In his shell-toe sneakers, he darted toward his mother, waving a brown sheet of construction paper with a bouquet of chartreuse flowers pasted on it.
It was nearly 5 p.m. and 4-year-old Andy Rogell was the last child at the Child Development Center to be picked up by his mom.
“They’re green because they’re like zombies for you,” he said to his mom, Amanda Rogell, 30, who had just come from the Nursing Program classes across campus.
Taking 13 units this semester and working 16 hours per week at a retail store, Amanda Rogell said that sending her son to the Child Development Center makes being a full-time student possible.
“Before he could come here, I could only go part-time,” Rogell said. “I would stay with him during the day and take classes in the evening, so it was taking me forever.”
Built on the south side of EC in 1993, one of the Child Development Center’s aims is to help students, like Rogell, to pursue a college education, Sandy Parvis, director of the Child Development Center, said.
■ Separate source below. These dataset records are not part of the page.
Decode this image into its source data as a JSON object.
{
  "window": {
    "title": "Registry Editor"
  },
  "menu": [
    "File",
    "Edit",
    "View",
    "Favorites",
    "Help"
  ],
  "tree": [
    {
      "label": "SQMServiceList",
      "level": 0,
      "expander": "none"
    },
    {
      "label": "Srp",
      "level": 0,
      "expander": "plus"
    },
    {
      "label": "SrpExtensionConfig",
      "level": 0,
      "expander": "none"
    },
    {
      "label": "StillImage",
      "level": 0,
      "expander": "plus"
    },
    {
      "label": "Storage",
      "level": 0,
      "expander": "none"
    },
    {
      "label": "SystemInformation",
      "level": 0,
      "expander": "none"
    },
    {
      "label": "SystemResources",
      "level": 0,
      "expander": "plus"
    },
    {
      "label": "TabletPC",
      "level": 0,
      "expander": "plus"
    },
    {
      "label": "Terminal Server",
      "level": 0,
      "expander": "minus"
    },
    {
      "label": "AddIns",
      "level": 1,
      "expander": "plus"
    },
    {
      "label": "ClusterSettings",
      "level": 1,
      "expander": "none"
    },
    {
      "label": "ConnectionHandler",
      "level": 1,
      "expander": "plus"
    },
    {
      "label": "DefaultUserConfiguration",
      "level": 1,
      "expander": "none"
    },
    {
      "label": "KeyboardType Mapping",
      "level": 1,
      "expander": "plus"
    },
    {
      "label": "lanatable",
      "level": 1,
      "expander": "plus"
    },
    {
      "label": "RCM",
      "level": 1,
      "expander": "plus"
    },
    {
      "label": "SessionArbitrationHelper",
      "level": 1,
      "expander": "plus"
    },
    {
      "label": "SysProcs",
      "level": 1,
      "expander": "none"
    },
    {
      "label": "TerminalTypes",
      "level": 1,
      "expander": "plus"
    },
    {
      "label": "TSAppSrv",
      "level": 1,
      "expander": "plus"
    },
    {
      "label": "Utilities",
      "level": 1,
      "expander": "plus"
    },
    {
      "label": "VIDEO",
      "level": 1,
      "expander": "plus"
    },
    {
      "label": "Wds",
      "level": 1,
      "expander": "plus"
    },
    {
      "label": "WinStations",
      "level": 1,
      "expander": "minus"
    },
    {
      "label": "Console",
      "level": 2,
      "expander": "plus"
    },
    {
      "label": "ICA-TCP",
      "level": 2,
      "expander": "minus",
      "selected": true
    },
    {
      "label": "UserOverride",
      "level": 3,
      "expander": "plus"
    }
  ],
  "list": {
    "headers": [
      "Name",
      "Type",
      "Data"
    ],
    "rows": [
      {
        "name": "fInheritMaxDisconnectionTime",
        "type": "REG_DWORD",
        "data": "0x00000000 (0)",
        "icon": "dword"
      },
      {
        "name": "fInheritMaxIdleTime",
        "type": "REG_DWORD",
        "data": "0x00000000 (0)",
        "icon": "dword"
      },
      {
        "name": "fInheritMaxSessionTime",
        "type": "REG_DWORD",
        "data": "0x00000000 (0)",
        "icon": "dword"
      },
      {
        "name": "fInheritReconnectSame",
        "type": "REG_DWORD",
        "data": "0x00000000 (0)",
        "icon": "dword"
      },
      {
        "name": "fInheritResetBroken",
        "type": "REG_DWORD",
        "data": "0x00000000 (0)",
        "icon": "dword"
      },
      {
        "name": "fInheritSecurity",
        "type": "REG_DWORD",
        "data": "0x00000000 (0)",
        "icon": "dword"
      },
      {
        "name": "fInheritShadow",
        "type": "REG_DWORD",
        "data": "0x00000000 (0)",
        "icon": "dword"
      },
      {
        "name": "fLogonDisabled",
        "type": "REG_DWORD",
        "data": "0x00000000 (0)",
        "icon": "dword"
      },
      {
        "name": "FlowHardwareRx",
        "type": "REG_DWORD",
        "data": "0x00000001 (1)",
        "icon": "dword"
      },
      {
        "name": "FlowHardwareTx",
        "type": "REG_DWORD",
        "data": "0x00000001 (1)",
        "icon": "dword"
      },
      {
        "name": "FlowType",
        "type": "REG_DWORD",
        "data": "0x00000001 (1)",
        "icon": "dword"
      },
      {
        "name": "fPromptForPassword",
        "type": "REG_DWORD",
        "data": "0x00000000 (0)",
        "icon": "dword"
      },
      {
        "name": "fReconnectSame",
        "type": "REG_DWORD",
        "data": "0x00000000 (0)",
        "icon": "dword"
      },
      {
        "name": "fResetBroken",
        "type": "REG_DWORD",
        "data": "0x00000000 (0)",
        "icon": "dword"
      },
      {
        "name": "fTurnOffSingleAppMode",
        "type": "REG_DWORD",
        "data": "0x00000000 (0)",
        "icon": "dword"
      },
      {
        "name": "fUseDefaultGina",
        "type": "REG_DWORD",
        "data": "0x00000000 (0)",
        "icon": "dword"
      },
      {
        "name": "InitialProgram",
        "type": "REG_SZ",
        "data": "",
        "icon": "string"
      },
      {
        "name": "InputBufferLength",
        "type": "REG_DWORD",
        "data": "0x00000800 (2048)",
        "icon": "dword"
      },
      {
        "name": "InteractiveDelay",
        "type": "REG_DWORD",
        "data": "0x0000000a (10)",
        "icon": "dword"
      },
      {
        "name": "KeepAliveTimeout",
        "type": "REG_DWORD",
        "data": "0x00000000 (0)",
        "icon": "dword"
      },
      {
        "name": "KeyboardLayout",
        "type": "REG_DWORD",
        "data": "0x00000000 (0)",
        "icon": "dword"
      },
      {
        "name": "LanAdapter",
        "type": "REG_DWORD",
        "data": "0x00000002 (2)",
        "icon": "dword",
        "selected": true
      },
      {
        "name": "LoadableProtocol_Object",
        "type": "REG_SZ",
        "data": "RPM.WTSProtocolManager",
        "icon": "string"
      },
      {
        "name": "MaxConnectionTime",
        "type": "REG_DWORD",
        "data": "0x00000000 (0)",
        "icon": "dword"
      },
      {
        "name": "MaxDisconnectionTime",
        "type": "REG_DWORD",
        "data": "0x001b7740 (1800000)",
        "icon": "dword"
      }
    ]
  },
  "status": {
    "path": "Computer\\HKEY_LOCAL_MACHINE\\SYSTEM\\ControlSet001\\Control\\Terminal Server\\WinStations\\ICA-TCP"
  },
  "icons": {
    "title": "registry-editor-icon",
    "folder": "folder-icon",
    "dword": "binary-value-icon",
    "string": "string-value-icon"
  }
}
While the Child Development Center is open to the community, 25 to 30 percent of its children have parents who are EC students and many of these students help pay for their childrens’ fee-based preschool using government subsidized programs, Parvis said.
“With the CCAMPIS (Child Care Access Means Parents In School) federal grant program that pays for child care, parents are able to get the full day,” she added.
In addition to providing EC student parents with childcare, the preschool works with the California Early Childhood Mentor program to give classroom experience to EC students hoping to become teachers.
Parvis said that each of the Child Development Center’s Mentors spends more than nine hours each week supervising practicum students majoring in childhood education at EC.
“Before our teachers become Mentors, they have to go through a rigorous process that includes other staff members coming in and grading them,” Parvis said.
Having successfully completed this process, Charmaine Mutuc, an EC graduate who is a mentor, said she decided to apply for a full-time teaching position at the Child Development Center because she enjoyed her experience as a student-teacher there.
“The child development philosophy taught at EC is practiced here,” Mutuc said, “I like that we are child-centered.”
Better known as “Miss Charmaine” to Andy Rogell and her other students, Mutuc also said that she’s so inspired by working with children at the Child Development Center; she plans to continue her own education.
“When I get my master’s, I plan to teach child development at a community college,” Mutuc said.